For all configuration options below, memory should be given as a positive integer number followed by an upper-case "M" - for example 1000M. CPU counts should be given as a floating point value with the dot ( . ) as decimal separator, for example "2.5".
APPSERVER_JVM_MAX Maximum heap space to be used for the java application server used by SORMAS. (For example 4096M for 4096MB)
APPSERVER_MEM Maximum available memory for SORMAS application server. Should be set to be at least 150 MB above SORMAS_JVM_MAX. (For example 4300M for 4300MB)
APPSERVER_MEM_RESERVED Memory reserved for SORMAS application server. This memory may not be used by other processes on the same host. (For example 4300M for 4300MB)
APPSERVER_CPUS CPU cores reserved for the SORMAS java application server. This should be a floating point value. (Example: 2.0)
WEBSERVER_MEM Maximum available memory for the used web server. (For example 1000M for 1000MB)
WEBSERVER_MEM_RESERVED Memory reserved for the used web server. This memory may not be used by other processes on the same host. (For example 400M for 400MB)
WEBSERVER_CPUS CPU cores reserved for the used web server. This should be a floating point value. (Example: 2.0)

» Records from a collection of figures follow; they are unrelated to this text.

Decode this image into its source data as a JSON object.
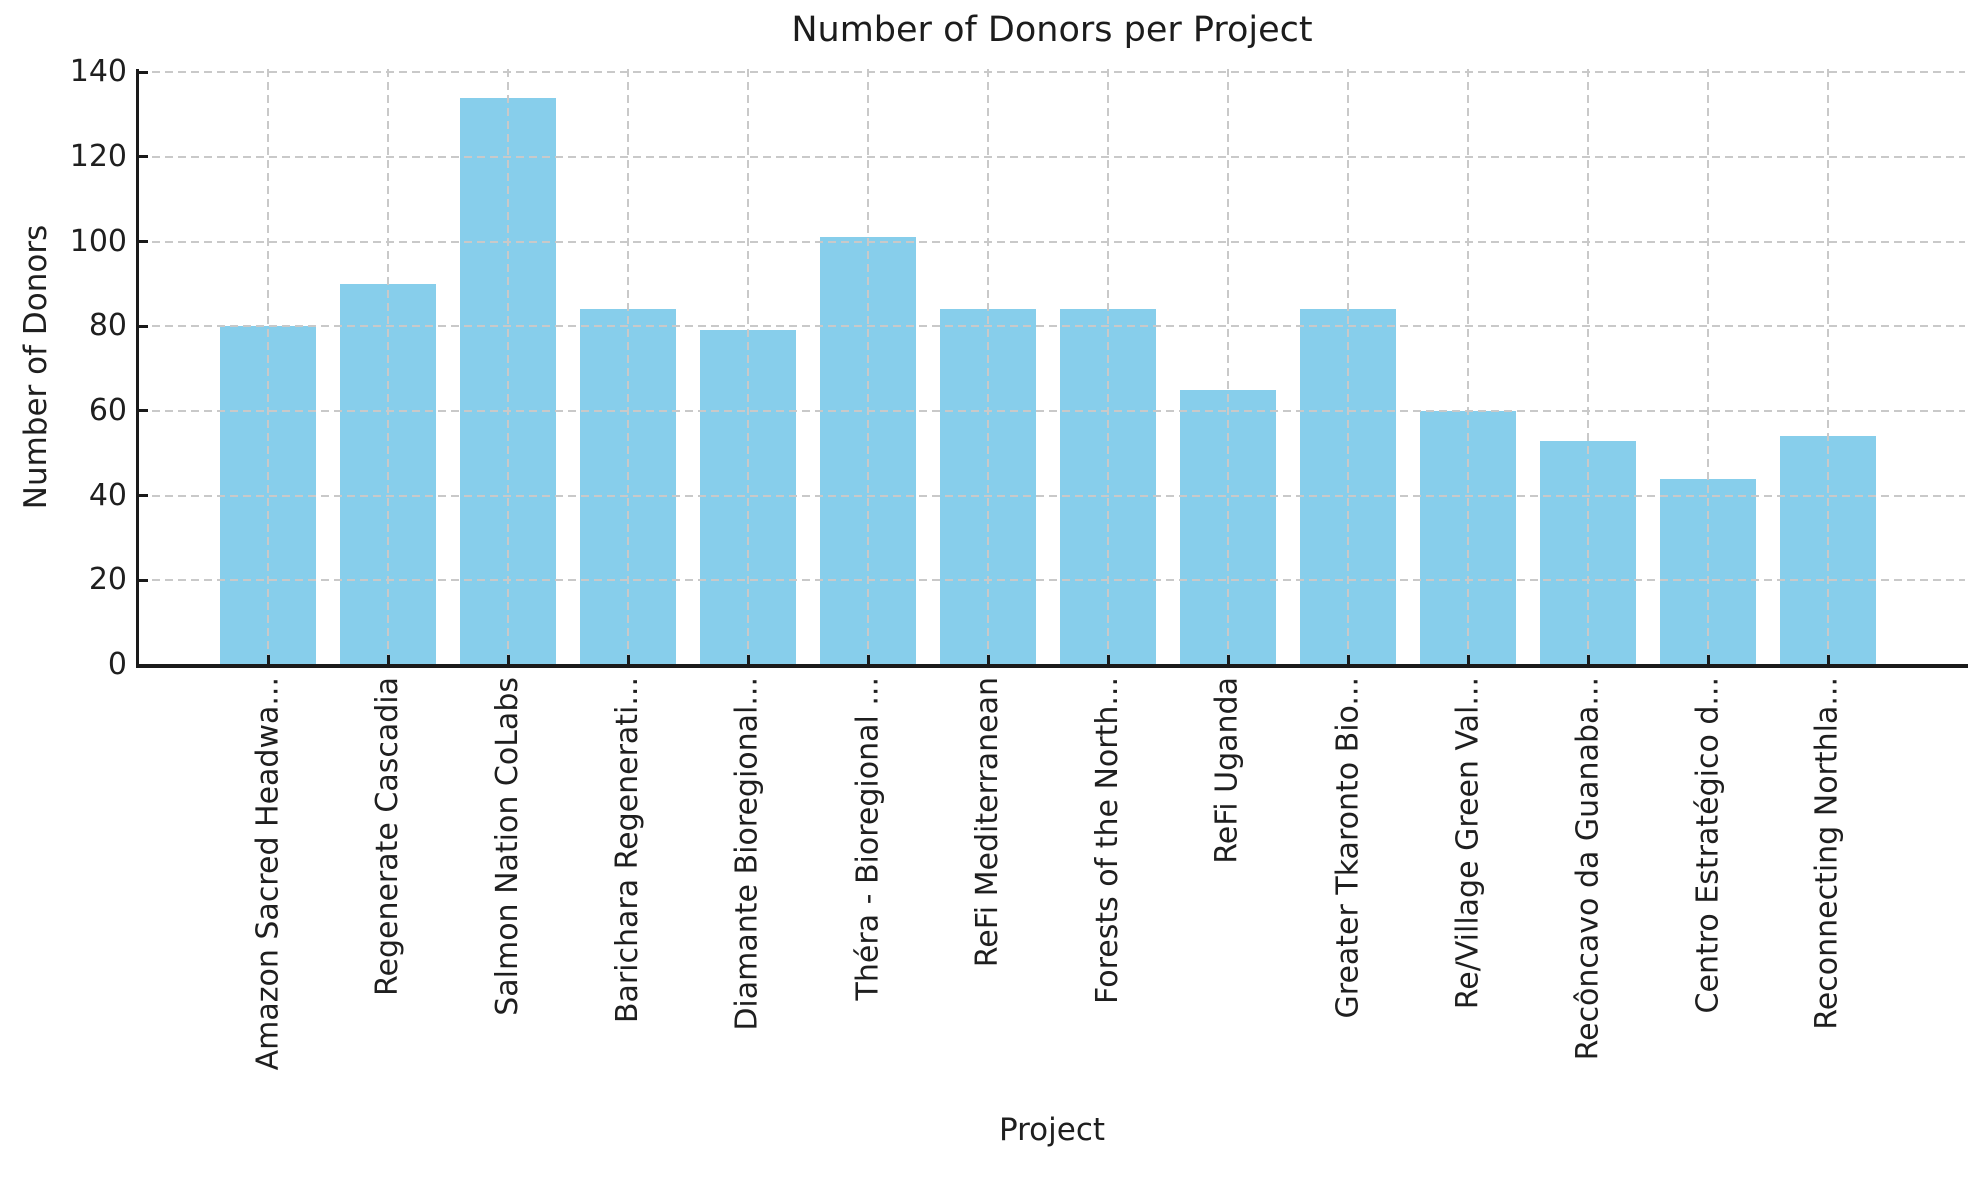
{
  "figure": {
    "background": "#ffffff"
  },
  "chart_data": {
    "type": "bar",
    "title": "Number of Donors per Project",
    "xlabel": "Project",
    "ylabel": "Number of Donors",
    "categories": [
      "Amazon Sacred Headwa...",
      "Regenerate Cascadia",
      "Salmon Nation CoLabs",
      "Barichara Regenerati...",
      "Diamante Bioregional...",
      "Théra - Bioregional ...",
      "ReFi Mediterranean",
      "Forests of the North...",
      "ReFi Uganda",
      "Greater Tkaronto Bio...",
      "Re/Village Green Val...",
      "Recôncavo da Guanaba...",
      "Centro Estratégico d...",
      "Reconnecting Northla..."
    ],
    "values": [
      80,
      90,
      134,
      84,
      79,
      101,
      84,
      84,
      65,
      84,
      60,
      53,
      44,
      54
    ],
    "yticks": [
      0,
      20,
      40,
      60,
      80,
      100,
      120,
      140
    ],
    "ylim": [
      0,
      140.75
    ],
    "bar_color": "#87ceeb",
    "grid": true,
    "grid_color": "#c9c9c9",
    "grid_style": "dashed",
    "legend": "none"
  }
}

DB_MEM Maximum available memory for the used database server. (For example 3000M for 3000MB)
DB_MEM_RESERVED Memory reserved for the used database server. This memory may not be used by other processes on the same host. (For example 2500M for 2500MB)
DB_CPUS CPU cores reserved for the used web server. This should be a floating point value. (Example: 3.0 )
DB_DUMP_MEM Maximum available memory for the database dump tool. (For example 500M for 500MB)
DB_DUMP_MEM_RESERVED Memory reserved for the database dump tool. This memory may not be used by other processes on the same host. (For example 100M for 100MB)
DB_DUMP_CPUS CPU cores reserved for the used web server. This should be a floating point value. (Example: 0.5 )
Mind that services-base.yml file contains only the common set of environmental properties and settings for each of custom docker-compose.yml.